I'm sure it would have some effect, but concentrating on that is burying the lede a bit - the death of Otto in 955, before he's even emperor and before the birth of the future Otto II (who was born later in 955), is undoubtedly a far greater butterfly-generator than the expansion of the Magyars into Austria.

Of course, you can theoretically still get a "major Hungarian victory" without Otto dying, but in that case the Magyars might not have so good a chance at overrunning or hanging on to the Austrian march. As stated, by the 950s the Germans were the superior party in this conflict, and I feel you'd really need to knock the stuffing out of them (like by killing Otto in 955) if you want to allow the Magyars to make any permanent gains at all, even if it's just pushing the Hungarian-German frontier into Austria.
 
Otto's death may be a blow, but Germany wouldn't necessarily descend in civil war, under the Hungarian threat his son Liudolf can easily be elected King, or his brother Henry of Bavaria (Liudolf has a much larger powerbase though). Assuming whatever succeeds Otto manages to rebuild an army he can defeat the Magyars.

For sources on stuff, aside from Germany in the Early Middle Ages, there is Heart of Europe by Peter H. Wilson and for Hungary The Realm of St.

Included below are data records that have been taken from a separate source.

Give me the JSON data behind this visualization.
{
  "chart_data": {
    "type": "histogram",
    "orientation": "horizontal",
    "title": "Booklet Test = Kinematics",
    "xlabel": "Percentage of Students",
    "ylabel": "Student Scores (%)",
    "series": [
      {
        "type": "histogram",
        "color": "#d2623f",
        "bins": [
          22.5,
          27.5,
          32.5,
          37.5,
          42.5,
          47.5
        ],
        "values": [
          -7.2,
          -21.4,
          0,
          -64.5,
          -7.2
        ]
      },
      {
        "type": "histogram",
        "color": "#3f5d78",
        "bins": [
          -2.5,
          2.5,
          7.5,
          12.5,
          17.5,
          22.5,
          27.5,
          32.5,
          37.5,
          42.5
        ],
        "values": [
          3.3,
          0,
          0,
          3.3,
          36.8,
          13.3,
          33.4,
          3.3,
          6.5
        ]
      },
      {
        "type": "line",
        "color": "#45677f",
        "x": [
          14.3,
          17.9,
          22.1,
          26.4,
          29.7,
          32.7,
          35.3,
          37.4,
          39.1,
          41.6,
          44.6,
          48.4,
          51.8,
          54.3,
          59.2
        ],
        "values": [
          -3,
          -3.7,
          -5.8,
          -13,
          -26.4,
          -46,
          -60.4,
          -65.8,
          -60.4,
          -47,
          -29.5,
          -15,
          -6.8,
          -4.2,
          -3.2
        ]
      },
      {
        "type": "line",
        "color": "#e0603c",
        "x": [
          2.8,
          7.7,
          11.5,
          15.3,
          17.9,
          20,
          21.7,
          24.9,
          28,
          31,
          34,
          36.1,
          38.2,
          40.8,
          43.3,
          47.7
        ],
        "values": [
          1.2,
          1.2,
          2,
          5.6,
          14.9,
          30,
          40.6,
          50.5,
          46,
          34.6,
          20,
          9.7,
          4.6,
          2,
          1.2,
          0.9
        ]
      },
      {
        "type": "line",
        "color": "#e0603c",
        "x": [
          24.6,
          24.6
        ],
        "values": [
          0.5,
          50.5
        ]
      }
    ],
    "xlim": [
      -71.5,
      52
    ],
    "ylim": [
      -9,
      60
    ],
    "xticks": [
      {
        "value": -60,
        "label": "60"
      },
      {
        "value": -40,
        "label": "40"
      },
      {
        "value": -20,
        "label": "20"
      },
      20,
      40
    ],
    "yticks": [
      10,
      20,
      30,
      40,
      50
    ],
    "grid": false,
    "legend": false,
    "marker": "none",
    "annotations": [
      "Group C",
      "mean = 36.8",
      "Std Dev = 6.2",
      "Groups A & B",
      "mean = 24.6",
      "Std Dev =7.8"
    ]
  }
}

Stephen, by Pál Engel.
 
I don't know how large his powerbase actually in in 955 given that he'd just been defeated in his rebellion a year earlier and lost his duchy in the process.

If Henry of Bavaria still dies in late 955 as IOTL, I suspect Liudolf's transition is going to be pretty seamless. If Henry lives, however - well, he's the most powerful duke, he rebelled against Otto for the crown once before, and he fought against Liudolf in the 953-4 civil war. He's also arguably the German leader with the most personal success against the Magyars, which in the aftermath of the Lechfeld Disaster is probably going to be a point in his favor. I think there's a serious possibility he might contest the crown with Liudolf, and Henry might well have the upper hand in that contest.
 
By heredity he's Duke of Saxony, Otto only gave Saxony to the Billungs after being crowned Emperor and even so as more of a viceroyalty, and Franconia, despite Otto never using the title he still held the Duchy as an allodial possession.
 
Hermann Billung may not have actually had the title of Duke, but he was certainly the leading man in Saxony at that time and had opposed Liudolf during the 953-4 rebellion. I mean, the Saxons may well have supported Liudolf against Henry in a theoretical civil war, but I'm not sure it's a done deal just because Liudolf holds the ducal title by heredity. It's entirely possible that individual Saxon lords take opposing sides just as they did in Liudolf's rebellion.

I'm not saying that Liudolf can't win, just that I don't think his succession is locked up if in 955 Otto dies and Henry of Bavaria doesn't. Henry has the potential to be a serious opponent if he lives long enough to try.
 
What about Conrad the Red? If he had betrayed Otto (they had quite a bit of history) and made an agreement with the Magyars.